In 1768 the Franciscans took over the churches and the name was changed to San Diego de Pitiquin.

The town became a municipality in 1914.

==Economic activity==
Agriculture covered 6,901 hectares (2000), most of which were irrigated by pumping from wells. Main crops are alfalfa, beans, corn, grapes, sorghum, and the production of fodder for the cattle industry.

Cattle raising is also important with over 30,000 head counted in (2000).

Since this municipality has approximately 170 kilometers of coastline there is also fishing, especially in the settlements of Puerto Libertad and Desemboque. The Mexican power generation parastatal CFE has a large electric plant at Puerto Libertad. A Mexican alternative energy company Biofields is constructing an algae to ethanol system covering several square miles which will process the exhaust from the electric plant.

==Tourist sights==
Of touristic importance is the San Diego del Pitiquito mission, which sits in the center of town. . It is the oldest church with surviving indigenous art in Sonora. The drawings are rough, bold, black lines on a white background. They were discovered after being hidden under whitewash for ages.
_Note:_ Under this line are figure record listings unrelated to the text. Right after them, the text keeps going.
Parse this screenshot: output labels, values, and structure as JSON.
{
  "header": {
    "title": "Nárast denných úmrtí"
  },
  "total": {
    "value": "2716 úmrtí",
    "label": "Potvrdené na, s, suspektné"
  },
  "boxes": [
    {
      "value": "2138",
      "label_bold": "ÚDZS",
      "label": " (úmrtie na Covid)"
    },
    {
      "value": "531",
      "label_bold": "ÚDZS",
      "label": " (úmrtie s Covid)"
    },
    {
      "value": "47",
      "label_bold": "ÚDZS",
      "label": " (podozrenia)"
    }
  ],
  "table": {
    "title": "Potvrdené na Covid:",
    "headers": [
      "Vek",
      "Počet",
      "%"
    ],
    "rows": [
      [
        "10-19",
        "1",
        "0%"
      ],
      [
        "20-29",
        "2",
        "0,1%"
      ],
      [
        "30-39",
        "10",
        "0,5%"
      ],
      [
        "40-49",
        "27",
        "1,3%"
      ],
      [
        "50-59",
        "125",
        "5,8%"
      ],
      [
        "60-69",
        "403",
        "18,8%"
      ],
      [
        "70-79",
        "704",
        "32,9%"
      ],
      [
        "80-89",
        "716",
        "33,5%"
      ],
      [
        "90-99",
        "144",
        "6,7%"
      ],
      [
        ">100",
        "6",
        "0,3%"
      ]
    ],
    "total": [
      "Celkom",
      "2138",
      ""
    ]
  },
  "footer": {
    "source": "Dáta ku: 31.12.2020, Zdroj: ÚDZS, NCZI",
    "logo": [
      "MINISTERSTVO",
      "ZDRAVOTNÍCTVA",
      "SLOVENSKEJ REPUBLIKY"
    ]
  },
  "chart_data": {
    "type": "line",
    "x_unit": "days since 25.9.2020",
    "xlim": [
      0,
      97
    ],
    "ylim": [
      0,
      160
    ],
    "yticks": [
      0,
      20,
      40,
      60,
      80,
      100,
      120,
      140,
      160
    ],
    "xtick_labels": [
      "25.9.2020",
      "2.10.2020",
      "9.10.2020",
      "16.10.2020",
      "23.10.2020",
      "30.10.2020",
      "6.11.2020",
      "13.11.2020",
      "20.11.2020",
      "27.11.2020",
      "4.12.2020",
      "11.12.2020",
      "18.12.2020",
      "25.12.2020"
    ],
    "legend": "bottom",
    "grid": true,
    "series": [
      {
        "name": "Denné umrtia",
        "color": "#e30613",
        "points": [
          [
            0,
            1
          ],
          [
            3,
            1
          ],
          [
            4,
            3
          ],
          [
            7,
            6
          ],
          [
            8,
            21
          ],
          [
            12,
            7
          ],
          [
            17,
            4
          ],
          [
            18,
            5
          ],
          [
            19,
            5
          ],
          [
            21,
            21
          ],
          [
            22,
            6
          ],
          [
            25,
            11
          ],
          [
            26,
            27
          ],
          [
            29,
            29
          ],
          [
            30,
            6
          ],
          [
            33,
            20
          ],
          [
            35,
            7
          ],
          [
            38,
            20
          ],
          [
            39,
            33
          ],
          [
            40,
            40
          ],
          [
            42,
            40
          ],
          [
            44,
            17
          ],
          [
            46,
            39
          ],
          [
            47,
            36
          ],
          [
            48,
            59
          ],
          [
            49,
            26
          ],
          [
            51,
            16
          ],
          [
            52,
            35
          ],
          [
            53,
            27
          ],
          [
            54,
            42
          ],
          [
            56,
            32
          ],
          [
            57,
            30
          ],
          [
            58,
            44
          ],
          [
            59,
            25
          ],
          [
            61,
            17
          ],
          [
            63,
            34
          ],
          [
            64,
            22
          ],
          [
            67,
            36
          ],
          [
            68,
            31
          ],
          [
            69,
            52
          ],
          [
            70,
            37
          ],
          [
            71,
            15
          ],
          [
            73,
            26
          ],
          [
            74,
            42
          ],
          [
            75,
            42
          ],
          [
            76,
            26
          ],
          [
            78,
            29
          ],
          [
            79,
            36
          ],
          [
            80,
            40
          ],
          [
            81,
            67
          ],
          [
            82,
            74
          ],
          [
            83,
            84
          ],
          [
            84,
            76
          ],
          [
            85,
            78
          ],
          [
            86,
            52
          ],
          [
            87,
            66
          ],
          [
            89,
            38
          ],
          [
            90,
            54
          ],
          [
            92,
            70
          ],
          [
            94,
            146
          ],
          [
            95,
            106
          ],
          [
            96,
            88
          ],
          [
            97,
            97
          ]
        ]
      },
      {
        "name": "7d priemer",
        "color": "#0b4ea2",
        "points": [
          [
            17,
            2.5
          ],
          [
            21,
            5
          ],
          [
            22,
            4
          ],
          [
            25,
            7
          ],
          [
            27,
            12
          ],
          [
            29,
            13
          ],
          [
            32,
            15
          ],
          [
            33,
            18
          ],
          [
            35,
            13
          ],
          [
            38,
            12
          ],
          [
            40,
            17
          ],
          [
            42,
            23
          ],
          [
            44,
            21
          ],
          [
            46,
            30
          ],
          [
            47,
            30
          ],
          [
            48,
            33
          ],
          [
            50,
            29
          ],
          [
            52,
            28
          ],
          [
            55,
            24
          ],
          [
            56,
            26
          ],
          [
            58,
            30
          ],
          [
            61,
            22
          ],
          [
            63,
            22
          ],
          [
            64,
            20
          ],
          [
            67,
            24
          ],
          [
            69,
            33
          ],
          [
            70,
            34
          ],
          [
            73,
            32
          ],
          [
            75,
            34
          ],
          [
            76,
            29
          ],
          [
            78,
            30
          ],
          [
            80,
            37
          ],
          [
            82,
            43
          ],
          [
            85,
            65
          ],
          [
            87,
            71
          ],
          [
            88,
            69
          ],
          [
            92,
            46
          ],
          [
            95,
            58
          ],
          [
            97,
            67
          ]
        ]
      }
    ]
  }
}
The small beach communities along the Gulf of California are also of interest and are yet to be developed. Puerto de la Libertad is the most important and is situated on a paved highway from Hermosillo.
It has an attractive bay with fine sand beaches and gentle waves, which invite visitors for practicing aquatic sports such as swimming, sailing and angling. Nearby are the only boojum (Spanish cirio) forests outside Baja California.

The beach town of El Desemboque is a Seri Indian town on the Seri communal property which is partially in the municipality of Pitiquito.